We do not place our ruling, however, on this portion of the contract alone, because, while it is in the power of the defendant to *311show any neglect of Benton’s duty due to a failure to exercise his discretion properly, where he was charged with discretion, nevertheless it is undoubtedly true that where one agrees to exercise' his skill as an expert in determining whether anything should be done, and, if so, what, or to decide that nothing is necessary to be done, as the case may be, the contract is just as valid as if the duties to be performed are minutely specified. The courts have recognized the validity of contracts by which one agrees to exercise his inventive ability for another, and yet the inventor can not agree to produce any definite results. Emerson v. Pacific Coast Packing Co., 96 Minn. 1 (104 N. W. 573, 1 L. R. A. (N S.) 448); Connelly Mfg. Co. v. Wattles, 49 N J. 92 (23 Atl. 123). See, also, 20 Am. & Eng. Enc. L. (2d ed.) 49; 26 Cyc. 1021.
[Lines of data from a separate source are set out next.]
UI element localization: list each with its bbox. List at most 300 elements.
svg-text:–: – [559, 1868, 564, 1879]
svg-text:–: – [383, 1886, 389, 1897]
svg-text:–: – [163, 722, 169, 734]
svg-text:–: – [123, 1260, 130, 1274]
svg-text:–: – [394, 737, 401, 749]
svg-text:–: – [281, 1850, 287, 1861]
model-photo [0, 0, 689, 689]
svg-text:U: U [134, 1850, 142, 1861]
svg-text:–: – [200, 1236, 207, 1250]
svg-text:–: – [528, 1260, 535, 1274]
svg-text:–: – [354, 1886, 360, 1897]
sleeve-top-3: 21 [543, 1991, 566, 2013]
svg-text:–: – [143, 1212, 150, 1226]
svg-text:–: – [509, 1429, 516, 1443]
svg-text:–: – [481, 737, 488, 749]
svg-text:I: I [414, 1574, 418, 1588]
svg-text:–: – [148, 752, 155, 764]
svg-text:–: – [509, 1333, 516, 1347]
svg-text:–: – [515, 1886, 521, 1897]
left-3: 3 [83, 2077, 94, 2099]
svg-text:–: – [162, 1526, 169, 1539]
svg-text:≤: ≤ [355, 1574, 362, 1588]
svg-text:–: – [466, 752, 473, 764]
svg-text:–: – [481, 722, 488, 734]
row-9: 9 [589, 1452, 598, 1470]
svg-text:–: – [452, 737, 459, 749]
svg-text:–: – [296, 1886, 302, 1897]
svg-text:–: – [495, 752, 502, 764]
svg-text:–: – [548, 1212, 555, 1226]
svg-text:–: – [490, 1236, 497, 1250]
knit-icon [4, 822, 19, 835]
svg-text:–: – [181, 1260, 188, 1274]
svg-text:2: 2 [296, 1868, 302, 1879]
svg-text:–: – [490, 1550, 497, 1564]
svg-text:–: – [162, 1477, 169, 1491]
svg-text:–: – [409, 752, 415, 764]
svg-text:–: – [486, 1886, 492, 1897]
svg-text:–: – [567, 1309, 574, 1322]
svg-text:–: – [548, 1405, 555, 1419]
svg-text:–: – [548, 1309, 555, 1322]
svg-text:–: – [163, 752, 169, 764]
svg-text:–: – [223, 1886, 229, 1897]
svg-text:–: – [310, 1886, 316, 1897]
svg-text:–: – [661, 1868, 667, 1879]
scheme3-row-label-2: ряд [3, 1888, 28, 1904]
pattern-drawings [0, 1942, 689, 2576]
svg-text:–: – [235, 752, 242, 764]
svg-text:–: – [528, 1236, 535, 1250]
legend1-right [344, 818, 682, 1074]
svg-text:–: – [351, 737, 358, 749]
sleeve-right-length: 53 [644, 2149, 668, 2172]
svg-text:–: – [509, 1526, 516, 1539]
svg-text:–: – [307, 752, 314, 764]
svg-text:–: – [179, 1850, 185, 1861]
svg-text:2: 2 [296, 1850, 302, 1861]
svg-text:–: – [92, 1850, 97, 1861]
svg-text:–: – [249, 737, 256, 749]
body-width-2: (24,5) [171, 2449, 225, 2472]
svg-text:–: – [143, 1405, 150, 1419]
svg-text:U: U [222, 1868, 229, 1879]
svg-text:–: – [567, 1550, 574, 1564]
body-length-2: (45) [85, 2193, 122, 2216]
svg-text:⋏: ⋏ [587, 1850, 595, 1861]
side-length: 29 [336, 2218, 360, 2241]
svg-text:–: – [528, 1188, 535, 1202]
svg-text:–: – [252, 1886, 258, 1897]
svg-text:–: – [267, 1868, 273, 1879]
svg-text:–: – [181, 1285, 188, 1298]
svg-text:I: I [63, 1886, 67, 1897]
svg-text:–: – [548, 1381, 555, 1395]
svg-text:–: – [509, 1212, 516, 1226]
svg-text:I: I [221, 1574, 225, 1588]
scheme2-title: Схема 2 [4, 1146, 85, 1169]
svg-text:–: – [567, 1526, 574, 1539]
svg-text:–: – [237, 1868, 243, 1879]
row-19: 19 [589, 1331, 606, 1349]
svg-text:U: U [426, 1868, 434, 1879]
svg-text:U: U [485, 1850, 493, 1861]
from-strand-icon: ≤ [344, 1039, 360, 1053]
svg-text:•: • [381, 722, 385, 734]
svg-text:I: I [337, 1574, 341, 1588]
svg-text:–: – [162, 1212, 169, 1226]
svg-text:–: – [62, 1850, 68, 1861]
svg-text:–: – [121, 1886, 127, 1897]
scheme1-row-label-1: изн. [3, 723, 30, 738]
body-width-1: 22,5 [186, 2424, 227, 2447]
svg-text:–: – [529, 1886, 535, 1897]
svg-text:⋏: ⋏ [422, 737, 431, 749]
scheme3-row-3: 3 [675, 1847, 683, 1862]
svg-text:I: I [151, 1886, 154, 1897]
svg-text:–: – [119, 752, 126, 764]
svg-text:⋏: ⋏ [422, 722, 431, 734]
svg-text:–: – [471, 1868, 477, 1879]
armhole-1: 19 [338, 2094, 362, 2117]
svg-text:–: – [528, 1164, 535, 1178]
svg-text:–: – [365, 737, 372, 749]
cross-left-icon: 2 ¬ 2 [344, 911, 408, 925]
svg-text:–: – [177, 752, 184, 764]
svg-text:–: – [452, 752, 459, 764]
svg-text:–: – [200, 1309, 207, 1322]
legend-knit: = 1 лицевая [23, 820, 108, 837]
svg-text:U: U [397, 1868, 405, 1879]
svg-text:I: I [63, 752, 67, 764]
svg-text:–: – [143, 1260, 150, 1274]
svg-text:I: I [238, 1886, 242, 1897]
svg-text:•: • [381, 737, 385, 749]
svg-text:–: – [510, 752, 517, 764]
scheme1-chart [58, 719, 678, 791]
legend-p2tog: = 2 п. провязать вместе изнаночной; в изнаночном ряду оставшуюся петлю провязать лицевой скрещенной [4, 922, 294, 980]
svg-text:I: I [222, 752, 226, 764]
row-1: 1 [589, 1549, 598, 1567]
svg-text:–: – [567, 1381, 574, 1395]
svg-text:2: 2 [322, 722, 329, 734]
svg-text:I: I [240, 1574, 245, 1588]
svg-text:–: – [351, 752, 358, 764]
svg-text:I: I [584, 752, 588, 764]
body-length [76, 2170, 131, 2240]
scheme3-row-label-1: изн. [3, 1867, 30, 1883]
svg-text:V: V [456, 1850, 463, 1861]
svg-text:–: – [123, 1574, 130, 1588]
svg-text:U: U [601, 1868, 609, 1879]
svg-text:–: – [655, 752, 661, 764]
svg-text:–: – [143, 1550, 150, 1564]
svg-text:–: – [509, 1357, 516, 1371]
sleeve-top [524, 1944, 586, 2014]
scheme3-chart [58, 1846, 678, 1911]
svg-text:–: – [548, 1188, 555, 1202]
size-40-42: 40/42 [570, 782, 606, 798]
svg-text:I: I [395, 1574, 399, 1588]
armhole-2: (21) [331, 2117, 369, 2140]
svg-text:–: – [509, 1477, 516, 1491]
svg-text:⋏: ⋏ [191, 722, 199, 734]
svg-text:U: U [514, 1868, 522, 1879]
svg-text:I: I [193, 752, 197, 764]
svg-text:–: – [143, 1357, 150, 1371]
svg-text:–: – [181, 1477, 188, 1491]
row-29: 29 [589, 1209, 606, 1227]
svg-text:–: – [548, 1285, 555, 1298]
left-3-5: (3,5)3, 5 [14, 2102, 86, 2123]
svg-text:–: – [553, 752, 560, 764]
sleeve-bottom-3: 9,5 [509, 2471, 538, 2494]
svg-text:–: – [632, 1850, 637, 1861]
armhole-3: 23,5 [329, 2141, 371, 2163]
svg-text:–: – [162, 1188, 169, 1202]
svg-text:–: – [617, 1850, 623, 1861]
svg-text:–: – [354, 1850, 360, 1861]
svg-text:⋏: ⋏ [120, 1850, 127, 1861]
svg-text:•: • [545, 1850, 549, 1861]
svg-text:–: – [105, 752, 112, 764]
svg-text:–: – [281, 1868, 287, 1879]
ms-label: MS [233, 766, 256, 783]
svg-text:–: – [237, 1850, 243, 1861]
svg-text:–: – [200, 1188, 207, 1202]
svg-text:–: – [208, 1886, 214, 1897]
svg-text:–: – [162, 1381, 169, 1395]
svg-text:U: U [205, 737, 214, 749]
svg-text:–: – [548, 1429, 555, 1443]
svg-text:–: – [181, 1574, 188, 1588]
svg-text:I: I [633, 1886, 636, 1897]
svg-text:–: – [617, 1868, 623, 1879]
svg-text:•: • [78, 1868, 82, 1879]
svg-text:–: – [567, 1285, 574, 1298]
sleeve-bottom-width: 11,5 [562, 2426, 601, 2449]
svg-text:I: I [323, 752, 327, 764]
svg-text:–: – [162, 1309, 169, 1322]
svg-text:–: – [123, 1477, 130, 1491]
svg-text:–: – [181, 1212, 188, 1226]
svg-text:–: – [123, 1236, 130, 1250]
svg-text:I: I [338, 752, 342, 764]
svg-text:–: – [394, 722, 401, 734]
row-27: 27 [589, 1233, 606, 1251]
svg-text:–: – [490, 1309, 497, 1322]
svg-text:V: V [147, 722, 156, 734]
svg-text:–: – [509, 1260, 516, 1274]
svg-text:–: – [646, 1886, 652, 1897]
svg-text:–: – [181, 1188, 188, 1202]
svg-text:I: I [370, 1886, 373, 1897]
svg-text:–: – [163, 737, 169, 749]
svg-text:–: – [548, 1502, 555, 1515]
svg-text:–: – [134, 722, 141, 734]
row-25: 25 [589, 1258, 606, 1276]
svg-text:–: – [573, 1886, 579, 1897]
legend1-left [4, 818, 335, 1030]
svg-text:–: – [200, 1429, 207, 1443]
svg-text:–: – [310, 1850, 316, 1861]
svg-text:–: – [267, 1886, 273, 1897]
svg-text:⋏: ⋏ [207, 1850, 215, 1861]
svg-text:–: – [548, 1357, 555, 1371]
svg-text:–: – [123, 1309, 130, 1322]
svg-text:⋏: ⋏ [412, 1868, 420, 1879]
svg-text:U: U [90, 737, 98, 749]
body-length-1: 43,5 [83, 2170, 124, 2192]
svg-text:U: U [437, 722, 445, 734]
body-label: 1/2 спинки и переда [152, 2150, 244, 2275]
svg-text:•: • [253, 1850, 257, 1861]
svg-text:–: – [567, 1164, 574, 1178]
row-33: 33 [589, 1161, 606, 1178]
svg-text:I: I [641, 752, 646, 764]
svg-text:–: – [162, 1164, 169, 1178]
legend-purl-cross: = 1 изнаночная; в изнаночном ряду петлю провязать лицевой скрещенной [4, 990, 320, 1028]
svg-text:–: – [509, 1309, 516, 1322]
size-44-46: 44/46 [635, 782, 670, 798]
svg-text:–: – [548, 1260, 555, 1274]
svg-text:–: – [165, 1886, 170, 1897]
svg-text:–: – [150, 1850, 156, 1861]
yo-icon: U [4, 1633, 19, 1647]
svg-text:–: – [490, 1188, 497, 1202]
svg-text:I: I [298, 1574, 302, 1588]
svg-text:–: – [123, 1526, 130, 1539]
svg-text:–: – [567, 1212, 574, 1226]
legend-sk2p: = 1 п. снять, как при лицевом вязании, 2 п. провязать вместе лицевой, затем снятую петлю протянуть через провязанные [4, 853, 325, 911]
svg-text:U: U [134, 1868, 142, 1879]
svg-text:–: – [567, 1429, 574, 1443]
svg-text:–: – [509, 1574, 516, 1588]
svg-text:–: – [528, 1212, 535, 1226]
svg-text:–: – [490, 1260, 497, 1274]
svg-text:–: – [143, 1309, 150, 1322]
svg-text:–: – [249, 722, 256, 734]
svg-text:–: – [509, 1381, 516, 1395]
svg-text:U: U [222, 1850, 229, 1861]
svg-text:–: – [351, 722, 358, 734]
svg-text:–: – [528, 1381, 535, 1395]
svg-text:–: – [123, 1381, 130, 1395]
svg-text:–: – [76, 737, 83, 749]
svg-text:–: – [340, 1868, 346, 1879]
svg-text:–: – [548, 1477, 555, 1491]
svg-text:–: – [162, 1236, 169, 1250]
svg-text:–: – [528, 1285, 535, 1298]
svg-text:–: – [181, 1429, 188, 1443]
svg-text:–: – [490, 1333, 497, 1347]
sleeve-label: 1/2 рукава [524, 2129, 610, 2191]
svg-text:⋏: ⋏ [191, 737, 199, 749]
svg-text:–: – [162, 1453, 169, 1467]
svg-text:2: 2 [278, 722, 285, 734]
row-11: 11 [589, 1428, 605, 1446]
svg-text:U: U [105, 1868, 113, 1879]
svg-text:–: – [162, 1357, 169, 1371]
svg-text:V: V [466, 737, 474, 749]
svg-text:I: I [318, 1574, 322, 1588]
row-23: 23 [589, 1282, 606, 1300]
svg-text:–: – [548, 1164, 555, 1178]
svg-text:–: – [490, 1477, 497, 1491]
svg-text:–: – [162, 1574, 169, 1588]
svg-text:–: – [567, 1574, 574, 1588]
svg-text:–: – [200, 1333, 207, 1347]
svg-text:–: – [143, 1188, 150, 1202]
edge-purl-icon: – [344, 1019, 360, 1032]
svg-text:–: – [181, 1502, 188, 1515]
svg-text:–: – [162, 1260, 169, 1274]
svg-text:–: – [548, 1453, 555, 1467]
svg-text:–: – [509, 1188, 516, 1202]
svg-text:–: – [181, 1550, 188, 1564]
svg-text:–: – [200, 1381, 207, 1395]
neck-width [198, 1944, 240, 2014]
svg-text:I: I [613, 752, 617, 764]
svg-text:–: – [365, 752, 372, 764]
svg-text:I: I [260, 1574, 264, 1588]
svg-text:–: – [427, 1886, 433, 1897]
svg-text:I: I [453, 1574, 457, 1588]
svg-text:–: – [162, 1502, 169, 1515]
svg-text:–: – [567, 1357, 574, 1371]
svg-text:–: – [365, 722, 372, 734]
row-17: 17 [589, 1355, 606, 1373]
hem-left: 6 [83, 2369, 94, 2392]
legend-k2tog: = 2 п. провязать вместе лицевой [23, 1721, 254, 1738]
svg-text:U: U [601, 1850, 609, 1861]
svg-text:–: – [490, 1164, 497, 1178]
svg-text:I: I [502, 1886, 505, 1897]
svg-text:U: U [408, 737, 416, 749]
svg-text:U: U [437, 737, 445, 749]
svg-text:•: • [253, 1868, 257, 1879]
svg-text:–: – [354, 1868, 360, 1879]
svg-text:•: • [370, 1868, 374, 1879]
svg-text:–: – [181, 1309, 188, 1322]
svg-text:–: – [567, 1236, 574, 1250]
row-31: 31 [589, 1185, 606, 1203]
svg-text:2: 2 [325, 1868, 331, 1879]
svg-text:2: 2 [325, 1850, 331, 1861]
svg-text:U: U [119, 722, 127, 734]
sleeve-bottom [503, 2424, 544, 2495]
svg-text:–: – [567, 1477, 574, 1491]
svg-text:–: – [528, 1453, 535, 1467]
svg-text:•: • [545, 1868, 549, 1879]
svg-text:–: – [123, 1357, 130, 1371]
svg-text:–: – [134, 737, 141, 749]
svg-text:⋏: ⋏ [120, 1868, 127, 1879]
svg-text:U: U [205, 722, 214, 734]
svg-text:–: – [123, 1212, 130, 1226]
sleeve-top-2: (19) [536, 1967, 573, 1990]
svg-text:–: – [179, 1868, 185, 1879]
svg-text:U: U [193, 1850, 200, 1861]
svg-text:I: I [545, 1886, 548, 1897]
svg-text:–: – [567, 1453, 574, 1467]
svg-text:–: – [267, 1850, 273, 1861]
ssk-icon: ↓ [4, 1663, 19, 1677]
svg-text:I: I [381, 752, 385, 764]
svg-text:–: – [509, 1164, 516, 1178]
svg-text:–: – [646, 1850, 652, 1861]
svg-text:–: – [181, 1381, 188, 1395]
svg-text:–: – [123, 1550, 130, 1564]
2. In any contest over the performance or non-performance of such a contract, of course, the legal maxim, “id eertum est quod certum reddi potest,” would control.

So far as the objection urged by the demurrer that Benton did not tender to perform any service after March 31, 1908, is concerned, it is stated in the petition that the bank, without Benton’s consent or approval, went out of business before that time, and, the bank itself having rendered performance on Benton’s part impossible, the tender of an impossibility would have been nugatory, and is not required. There was no error in overruling the demurred. Judgment affirmed.